In 1974 Archer became heavily indebted after falling victim to a fraudulent investment scheme involving Aquablast, a Canadian company. Faced with likely bankruptcy, he stood down as an MP at the October 1974 general election, and turned to writing novels. His first novel, Not a Penny More, Not a Penny Less was a success, and he ultimately avoided bankruptcy. His Kane and Abel proved to be his best-selling novel, reaching number 1 on the New York Times "Bestsellers list." It was made into a successful television series. Archer's literary pretensions were consolidated by his purchase of the Old Vicarage, Grantchester, a house associated with Rupert Brooke.

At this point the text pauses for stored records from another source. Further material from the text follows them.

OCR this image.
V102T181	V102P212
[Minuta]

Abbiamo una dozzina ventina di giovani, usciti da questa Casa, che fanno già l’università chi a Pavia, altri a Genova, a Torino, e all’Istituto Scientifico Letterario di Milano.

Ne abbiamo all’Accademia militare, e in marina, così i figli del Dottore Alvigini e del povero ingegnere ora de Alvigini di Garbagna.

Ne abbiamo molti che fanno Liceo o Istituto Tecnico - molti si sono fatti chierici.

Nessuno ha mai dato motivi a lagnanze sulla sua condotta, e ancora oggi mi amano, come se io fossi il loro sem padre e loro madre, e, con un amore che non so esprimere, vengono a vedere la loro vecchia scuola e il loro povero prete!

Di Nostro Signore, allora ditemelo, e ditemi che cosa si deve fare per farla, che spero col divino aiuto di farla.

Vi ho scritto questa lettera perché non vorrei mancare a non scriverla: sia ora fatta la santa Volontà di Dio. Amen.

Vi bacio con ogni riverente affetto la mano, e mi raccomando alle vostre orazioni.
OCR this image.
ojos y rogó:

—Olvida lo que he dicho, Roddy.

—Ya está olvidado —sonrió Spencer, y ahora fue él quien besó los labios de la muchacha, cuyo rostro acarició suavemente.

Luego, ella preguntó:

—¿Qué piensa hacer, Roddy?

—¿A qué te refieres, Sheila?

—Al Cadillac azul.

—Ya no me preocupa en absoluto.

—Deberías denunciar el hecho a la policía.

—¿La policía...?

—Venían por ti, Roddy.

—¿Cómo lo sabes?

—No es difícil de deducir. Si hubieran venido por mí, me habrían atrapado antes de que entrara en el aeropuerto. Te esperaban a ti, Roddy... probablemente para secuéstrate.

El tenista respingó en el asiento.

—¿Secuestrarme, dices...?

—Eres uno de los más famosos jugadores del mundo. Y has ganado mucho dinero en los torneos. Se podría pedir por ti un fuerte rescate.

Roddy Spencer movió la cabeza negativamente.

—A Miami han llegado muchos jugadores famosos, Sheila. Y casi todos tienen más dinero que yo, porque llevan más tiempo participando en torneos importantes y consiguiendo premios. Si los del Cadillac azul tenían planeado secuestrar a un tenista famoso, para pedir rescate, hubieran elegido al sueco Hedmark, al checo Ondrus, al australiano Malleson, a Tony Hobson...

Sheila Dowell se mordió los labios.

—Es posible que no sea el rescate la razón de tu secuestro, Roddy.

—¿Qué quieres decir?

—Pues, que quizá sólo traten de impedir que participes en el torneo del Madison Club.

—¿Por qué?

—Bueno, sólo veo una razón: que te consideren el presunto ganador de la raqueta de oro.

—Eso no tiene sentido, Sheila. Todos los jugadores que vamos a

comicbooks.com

Archer's political career thrived once he became well-known for his books. He was made Deputy Chairman of the Conservative party by Margaret Thatcher, created a life peer in 1992 by John Major, and was selected by the party as candidate for the London mayoral election of 1999. He was forced to withdraw from the race when it was revealed that he was facing a major court case. Throughout his later career, he was doggedly investigated by the journalist, Michael Crick, who has become famous as Archer's unofficial biographer and nemesis.
On July 19, 2001 Jeffrey Archer was found guilty of perjury and perverting the course of justice. This was in relation to a 1987 libel case in which he was awarded £500,000 damages from the Daily Star when they alleged that he had had sex with a prostitute, Monica Coughlan. Although he won the libel case, the revelation that he had fabricated an alibi in that case led to his later trial and conviction for perjury. These subsequent events cast considerable public doubt on the verdict of the libel case. The most ironic aspect of his trial was that he had fabricated the alibi for the wrong date. He was sentenced to a total of 4 years imprisonment.
In July 2003 he was released on probation, after serving half of his sentence, from Her Majesty's Prison Hollesley Bay, Suffolk. Recently announced government reforms will prevent convicted criminals from serving in the House of Lords and newspapers report that Archer may be stripped of his peerage and title as early as 2005.